Im Vergleich zu seinem Essay, den Jürgen Habermas Anfang des Jahres zum Krieg in der Ukraine und deutschen Waffenlieferungen geschrieben hat, ist sein Statement zum Krieg im Nahen Osten und Israels Reaktion auf den Hamas-Terror vom 7. Oktober extrem kurz.

Doch die drei Absätze, die der 94-jährige Philosoph zusammen mit dem Juristen und Rechtstheoretiker Klaus Günther, der Politikwissenschaftlerin Nicole Deitelhoff und dem Sozialphilosophen Rainer Forst verfasst hat, sind klar und deutlich, durchaus auch abwägend. Sie liegen, wie es heißt, „der recht verstandenen Solidarität mit Israel und Jüdinnen und Juden in Deutschland zugrunde.“

Erschienen auf der Website des Forschungszentrums „Normative Orders“ der Frankfurter Goethe-Universität und überschrieben mit dem Titel „Grundsätze der Solidarität. Eine Stellungnahme“ sprechen Habermas und seine drei Mitverfasser von einem „prinzipiell gerechtfertigten Gegenschlag“ Israels auf den „an Grausamkeit nicht zu überbietenden Angriff der Hamas“. Aber: „Grundsätze der Verhältnismäßigkeit, der Vermeidung ziviler Opfer und der Führung eines Krieges mit der Aussicht auf künftigen Frieden müssen dabei leitend sein“.

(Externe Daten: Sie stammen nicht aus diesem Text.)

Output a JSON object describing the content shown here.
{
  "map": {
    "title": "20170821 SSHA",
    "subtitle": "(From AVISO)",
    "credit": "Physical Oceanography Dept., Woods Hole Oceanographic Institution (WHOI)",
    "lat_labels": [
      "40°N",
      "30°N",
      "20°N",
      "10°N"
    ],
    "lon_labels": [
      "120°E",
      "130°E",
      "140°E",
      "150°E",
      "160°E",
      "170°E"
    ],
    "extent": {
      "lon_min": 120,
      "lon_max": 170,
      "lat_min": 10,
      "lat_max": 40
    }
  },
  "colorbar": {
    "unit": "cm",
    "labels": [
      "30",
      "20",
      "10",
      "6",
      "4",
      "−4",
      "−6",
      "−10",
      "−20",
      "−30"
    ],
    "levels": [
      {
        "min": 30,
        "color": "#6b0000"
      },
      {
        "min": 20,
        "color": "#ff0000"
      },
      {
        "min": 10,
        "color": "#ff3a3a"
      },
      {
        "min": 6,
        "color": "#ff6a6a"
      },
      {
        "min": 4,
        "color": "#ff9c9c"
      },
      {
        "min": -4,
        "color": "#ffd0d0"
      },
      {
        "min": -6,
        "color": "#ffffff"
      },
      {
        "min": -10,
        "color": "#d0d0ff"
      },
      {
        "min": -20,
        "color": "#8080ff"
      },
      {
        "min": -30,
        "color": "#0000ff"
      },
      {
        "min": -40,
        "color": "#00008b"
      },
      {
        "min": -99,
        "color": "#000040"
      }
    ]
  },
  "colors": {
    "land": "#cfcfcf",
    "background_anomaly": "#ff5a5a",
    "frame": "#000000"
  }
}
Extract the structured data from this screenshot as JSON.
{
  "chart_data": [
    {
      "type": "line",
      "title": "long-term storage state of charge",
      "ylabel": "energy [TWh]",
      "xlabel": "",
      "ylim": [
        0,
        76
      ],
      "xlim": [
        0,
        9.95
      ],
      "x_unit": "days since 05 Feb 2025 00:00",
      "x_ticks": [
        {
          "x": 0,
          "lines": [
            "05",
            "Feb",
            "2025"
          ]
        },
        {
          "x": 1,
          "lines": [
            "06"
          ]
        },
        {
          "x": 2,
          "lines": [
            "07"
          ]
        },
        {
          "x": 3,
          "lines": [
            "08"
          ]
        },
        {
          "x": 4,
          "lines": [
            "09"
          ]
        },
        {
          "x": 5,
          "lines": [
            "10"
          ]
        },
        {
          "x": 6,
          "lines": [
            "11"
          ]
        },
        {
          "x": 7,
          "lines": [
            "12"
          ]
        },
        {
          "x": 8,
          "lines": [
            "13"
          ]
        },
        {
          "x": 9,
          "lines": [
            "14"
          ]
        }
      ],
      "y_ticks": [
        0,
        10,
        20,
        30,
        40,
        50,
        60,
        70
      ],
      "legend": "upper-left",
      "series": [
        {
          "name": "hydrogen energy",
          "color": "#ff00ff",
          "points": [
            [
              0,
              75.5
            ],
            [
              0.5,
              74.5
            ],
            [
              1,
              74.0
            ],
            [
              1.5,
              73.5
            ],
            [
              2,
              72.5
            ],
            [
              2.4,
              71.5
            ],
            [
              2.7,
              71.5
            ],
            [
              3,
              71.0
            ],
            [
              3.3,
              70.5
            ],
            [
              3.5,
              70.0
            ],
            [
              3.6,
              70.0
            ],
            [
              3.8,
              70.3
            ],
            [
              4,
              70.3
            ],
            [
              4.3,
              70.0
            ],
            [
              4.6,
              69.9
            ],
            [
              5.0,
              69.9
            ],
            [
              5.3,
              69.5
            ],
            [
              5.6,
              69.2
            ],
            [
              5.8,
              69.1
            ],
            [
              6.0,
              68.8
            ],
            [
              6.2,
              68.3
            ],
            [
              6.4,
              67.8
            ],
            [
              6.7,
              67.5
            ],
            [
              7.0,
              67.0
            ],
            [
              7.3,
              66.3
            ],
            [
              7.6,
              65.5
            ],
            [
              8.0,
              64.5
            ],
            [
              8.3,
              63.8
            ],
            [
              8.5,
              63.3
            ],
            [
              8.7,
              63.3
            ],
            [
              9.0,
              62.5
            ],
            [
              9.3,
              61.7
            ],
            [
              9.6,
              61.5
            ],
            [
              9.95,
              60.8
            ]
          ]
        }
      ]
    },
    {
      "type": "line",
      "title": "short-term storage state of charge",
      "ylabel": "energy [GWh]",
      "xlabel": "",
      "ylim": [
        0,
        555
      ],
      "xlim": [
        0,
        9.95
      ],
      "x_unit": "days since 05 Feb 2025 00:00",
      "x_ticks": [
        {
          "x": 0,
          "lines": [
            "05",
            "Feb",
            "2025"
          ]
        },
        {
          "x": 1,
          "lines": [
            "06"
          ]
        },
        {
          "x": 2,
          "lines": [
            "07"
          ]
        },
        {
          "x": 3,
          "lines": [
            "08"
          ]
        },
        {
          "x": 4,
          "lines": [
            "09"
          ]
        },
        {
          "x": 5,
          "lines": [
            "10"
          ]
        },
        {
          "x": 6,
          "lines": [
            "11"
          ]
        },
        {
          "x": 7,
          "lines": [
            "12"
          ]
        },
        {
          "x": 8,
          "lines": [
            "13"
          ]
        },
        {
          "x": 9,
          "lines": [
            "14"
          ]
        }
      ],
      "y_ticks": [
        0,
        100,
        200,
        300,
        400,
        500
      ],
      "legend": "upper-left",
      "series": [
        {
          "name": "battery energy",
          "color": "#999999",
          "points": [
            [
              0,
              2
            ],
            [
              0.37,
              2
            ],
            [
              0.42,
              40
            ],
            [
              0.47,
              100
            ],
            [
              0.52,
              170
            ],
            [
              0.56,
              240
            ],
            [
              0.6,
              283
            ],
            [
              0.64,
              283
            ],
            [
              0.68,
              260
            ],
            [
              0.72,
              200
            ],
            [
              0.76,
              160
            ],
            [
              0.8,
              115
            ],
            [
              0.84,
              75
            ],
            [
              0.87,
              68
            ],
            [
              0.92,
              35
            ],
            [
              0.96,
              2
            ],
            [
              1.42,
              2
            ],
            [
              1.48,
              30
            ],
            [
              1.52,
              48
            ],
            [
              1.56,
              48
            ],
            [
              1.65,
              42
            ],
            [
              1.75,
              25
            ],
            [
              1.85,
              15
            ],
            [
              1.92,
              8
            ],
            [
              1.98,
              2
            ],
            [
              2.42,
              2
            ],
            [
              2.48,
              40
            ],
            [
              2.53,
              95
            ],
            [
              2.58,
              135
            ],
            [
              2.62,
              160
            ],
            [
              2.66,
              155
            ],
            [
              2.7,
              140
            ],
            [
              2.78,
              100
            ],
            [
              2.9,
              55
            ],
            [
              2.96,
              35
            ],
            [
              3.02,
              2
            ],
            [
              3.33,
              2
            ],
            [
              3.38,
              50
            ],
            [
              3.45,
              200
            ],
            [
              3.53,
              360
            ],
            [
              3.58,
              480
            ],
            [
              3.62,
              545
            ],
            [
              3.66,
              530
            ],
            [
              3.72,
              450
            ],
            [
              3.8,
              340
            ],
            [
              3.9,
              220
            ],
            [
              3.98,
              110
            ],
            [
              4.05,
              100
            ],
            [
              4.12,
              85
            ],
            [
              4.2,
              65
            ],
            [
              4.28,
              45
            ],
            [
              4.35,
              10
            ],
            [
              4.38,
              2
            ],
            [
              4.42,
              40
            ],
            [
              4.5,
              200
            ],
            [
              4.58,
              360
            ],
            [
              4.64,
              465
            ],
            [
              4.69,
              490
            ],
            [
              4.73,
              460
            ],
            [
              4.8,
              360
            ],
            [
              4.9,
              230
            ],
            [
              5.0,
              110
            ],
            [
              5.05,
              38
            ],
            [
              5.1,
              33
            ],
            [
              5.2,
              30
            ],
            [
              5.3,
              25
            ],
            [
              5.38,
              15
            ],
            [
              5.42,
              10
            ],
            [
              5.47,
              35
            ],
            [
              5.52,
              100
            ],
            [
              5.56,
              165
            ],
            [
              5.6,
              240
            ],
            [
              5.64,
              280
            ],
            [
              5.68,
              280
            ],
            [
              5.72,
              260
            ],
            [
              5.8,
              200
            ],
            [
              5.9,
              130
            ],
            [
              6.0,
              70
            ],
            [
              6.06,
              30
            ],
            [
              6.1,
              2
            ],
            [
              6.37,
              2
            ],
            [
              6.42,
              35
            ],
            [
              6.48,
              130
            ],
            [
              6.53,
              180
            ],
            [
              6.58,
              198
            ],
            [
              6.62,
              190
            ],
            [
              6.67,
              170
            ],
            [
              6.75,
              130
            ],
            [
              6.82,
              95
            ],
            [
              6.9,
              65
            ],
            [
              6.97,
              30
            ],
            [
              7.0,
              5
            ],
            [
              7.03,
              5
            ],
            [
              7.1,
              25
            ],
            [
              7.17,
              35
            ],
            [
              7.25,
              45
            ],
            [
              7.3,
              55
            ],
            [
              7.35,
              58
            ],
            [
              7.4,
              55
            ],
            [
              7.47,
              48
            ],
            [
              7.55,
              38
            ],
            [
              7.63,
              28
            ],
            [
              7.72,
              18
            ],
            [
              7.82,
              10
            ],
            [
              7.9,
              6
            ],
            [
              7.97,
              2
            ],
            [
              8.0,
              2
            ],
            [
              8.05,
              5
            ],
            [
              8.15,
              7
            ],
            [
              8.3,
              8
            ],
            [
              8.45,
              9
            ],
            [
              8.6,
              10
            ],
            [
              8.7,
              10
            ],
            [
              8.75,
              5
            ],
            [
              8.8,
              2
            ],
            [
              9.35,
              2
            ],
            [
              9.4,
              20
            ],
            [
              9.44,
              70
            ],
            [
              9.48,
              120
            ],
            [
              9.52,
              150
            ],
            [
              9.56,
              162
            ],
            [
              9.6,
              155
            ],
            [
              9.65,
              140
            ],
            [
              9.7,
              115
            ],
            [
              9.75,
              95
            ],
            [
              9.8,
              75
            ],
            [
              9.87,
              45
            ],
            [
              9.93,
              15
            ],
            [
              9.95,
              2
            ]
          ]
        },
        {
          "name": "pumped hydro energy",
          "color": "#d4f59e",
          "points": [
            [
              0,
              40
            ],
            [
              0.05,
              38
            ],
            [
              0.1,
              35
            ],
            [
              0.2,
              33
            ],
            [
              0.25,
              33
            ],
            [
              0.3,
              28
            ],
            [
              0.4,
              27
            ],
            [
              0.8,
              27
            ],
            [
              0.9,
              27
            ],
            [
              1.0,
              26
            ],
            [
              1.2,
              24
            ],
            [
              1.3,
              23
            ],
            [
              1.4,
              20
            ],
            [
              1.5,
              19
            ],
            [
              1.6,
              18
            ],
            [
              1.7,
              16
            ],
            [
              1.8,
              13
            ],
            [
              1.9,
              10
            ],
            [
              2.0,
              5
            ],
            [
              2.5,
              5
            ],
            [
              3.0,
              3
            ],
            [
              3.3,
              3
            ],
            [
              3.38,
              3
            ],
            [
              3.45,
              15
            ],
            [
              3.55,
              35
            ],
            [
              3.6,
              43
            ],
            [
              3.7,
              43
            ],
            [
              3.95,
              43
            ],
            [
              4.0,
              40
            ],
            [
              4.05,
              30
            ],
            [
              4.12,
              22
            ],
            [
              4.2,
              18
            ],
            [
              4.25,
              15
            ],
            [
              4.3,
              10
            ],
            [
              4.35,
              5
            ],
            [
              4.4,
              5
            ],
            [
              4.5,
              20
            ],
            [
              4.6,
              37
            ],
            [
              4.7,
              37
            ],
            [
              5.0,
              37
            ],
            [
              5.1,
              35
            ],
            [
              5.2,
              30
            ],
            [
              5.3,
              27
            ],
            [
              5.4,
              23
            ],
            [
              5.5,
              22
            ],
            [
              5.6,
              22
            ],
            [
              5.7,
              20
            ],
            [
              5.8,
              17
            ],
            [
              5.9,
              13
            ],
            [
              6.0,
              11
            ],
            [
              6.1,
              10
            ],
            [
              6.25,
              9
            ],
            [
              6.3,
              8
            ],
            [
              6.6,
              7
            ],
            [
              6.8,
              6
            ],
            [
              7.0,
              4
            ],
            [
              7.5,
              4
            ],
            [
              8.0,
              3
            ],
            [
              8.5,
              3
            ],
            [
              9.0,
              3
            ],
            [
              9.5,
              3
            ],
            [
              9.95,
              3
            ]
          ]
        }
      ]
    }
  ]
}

Das Existenzrecht Israels gehört zu Deutschlands politischer Kultur

Einer der weiteren Grundsätze lautet, dass Israels Vorgehen „in keinster Weise“ antisemitische Reaktionen rechtfertige, schon gar nicht in Deutschland. Zum Selbstverständnis der Bundesrepublik gehöre eine politische Kultur, „für die im Lichte der Massenverbrechen der NS-Zeit jüdisches Leben und das Existenzrecht Israels zentrale, besonders schützenswerte Elemente sind.“ Des Weiteren weiter sei das Bekenntnis dazu „für unser politisches Zusammenleben fundamental“.

Von „elementaren Rechten“ auf Freiheit, körperliche Unversehrtheit und Schutz vor Rassismus sprechen die vier Wissenschaftler noch und dass diese „unteilbar“ seien, daran müssten sich auch diejenigen orientieren, „die antisemitische Affekte und Überzeugungen hinter allerlei Vorwänden kultiviert“ hätten und diese nun „ungehemmt“ ausprächen. Die Maßstäbe würden – bei aller Sorge um das Schicksal der palästinensischen Zivilbevölkerung – verrutschen, „wenn dem israelischen Vorgehen genozidale Absichten zugeschrieben werden.“

Der Ton dieser Stellungnahme ist ein angenehm nüchterner. Bei den zunehmend hitziger werdenden Debatten und tiefer werdenden Gräben wirkt er angemessen. Diese „Stellungnahme“ positioniert sich klar für Israel und das jüdische Leben und verurteilt gerade auch die subtilsten Antisemitismusanwandlungen. All das aber mit Augenmaß.